Unstrained and strained semiconductor nanostructure fabrication via molecular beam epitaxical growth on non-planar patterned gallium arsenide(001) substrates.

摘要

This dissertation contributes to three areas in the emerging field of nanostructures: (i) fabrication of quantum wires (QWR) and quantum dots (QD) via molecular beam epitaxy (MBE) on non-planar patterned substrates (NPPS), (ii) nature of mesa profile evolution with MBE growth, and (iii) nature of highly strained epitaxy on nanoscale mesas.

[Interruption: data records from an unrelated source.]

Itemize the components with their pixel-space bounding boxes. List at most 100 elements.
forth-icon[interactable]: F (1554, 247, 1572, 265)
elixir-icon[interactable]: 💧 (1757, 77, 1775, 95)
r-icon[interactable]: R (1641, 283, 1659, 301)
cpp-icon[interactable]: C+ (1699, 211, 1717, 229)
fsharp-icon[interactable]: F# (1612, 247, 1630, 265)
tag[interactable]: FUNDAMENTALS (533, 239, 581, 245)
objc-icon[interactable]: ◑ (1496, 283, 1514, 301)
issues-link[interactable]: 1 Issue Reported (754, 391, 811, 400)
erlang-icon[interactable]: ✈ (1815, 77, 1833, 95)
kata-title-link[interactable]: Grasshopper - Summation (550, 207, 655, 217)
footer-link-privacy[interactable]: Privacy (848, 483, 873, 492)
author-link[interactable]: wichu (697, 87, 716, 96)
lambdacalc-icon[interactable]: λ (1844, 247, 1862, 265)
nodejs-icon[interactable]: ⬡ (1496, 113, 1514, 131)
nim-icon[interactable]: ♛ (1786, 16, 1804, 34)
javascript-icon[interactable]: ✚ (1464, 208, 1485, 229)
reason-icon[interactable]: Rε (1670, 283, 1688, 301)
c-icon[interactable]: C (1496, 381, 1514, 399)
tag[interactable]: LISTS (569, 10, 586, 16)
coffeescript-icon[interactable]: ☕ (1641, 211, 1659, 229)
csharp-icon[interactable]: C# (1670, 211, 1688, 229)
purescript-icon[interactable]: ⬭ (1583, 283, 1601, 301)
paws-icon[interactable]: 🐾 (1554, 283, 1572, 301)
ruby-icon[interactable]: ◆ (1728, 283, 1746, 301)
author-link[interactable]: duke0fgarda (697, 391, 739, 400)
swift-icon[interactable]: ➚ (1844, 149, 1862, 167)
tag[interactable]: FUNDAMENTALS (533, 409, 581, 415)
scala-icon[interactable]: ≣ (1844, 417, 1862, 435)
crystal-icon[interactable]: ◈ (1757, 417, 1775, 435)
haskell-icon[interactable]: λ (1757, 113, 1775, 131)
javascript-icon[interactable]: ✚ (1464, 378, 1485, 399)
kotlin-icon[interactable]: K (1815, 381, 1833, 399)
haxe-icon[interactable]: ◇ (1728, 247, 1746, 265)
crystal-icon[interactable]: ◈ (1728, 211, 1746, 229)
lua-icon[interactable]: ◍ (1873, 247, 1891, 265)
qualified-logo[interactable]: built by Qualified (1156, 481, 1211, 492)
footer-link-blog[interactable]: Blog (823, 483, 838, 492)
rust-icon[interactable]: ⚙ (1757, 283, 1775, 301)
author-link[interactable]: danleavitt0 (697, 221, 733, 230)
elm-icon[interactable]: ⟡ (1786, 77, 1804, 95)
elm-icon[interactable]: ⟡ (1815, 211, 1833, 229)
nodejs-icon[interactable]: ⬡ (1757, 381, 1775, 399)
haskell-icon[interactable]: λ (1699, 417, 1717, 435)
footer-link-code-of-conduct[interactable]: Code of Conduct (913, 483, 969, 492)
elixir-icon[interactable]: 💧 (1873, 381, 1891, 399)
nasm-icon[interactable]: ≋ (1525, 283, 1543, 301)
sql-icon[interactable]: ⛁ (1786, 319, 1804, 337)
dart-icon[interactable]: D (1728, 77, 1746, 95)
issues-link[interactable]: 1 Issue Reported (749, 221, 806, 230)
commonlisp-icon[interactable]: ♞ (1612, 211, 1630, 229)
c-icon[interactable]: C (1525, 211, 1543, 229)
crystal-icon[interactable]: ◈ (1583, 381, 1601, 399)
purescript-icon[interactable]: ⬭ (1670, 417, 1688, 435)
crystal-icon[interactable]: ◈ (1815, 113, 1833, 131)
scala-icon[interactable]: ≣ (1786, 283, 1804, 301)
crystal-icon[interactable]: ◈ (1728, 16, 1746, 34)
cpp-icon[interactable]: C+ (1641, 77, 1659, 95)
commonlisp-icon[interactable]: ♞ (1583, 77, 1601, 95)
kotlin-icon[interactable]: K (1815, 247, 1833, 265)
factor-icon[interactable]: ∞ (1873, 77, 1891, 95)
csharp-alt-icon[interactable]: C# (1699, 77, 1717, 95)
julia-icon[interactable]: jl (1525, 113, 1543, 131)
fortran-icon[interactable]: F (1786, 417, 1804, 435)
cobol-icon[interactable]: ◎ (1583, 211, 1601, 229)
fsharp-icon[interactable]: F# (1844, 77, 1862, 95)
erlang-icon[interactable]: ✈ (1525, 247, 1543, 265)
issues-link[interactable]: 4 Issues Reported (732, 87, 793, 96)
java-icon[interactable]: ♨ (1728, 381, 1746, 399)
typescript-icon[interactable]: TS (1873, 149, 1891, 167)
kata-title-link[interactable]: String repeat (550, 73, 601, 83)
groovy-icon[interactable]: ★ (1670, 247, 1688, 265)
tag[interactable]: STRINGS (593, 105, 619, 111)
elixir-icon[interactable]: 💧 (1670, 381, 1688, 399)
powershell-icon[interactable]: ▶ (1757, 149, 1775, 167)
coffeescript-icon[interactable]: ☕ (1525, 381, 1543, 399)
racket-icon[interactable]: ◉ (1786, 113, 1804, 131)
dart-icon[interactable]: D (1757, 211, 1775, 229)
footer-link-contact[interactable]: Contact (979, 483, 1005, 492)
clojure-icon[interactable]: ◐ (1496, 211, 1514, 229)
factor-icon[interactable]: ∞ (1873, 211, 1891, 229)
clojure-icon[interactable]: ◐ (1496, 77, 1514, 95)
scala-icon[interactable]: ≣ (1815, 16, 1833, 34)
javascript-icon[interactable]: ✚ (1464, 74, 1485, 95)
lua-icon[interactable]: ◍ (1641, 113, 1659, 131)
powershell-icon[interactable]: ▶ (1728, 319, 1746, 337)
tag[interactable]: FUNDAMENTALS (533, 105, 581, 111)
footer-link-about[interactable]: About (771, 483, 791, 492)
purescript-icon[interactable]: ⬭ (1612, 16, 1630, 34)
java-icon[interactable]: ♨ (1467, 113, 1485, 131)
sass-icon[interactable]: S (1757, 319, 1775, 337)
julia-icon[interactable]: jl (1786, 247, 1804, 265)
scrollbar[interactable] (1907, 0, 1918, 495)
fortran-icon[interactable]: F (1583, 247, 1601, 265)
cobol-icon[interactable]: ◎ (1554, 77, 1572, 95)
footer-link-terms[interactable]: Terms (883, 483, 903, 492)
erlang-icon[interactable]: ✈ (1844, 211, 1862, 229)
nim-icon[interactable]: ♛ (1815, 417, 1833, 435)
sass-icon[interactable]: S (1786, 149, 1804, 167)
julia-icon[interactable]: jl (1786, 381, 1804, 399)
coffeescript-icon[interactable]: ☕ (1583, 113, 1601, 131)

Using the approach of substrate-encoded size-reducing epitaxy (SESRE) we have successfully fabricated QWRs and QBs in the unstrained GaAs/AlGaAs system and QBs in the highly strained InAs/GaAs system on GaAs (001) mesas with edges oriented along the ⟨100⟩ directions. By controlling the InAs delivery just below that required for 3D island formation on planar GaAs (001) substrates and optimizing the growth conditions, we have been able to selectively position 3D InAs islands on stripe mesas with appropriate shape, size, and orientation. Studies of the effect of growth interruption on the mesa growth profile evolution reveal the dynamic nature of the NPPS surface at typical MBE growth conditions. In the case of [100] oriented stripe mesas, during growth adatom migration was seen from the {lcub}101{rcub}, sidewalls to the (001) mesa top, whereas during growth interruption adatom migration from the mesa top to the sidewalls was observed. These results have significant implications for the relative magnitudes of the energy barriers relevant to the crystal growth processes on different surfaces. Studies of growth profile evolution dependence on the orientation and the sidewall profile of mesas created via focused ion beam assisted chemical etching evidenced the mesa profiles suitable for nanostructure fabrication via SESRE. We observe a dramatic suppression of 3D island formation during InAs deposition on nanoscale square mesas due to the strain relief available at the free edges of the mesa and substantial strain accommodation in the underlying mesa. The interplay between the strain build-up and the interfacet migration kinetics causes reversal in the In adatom, interfacet migration direction and leads to self-limiting behavior of the mesa top InAs film thickness.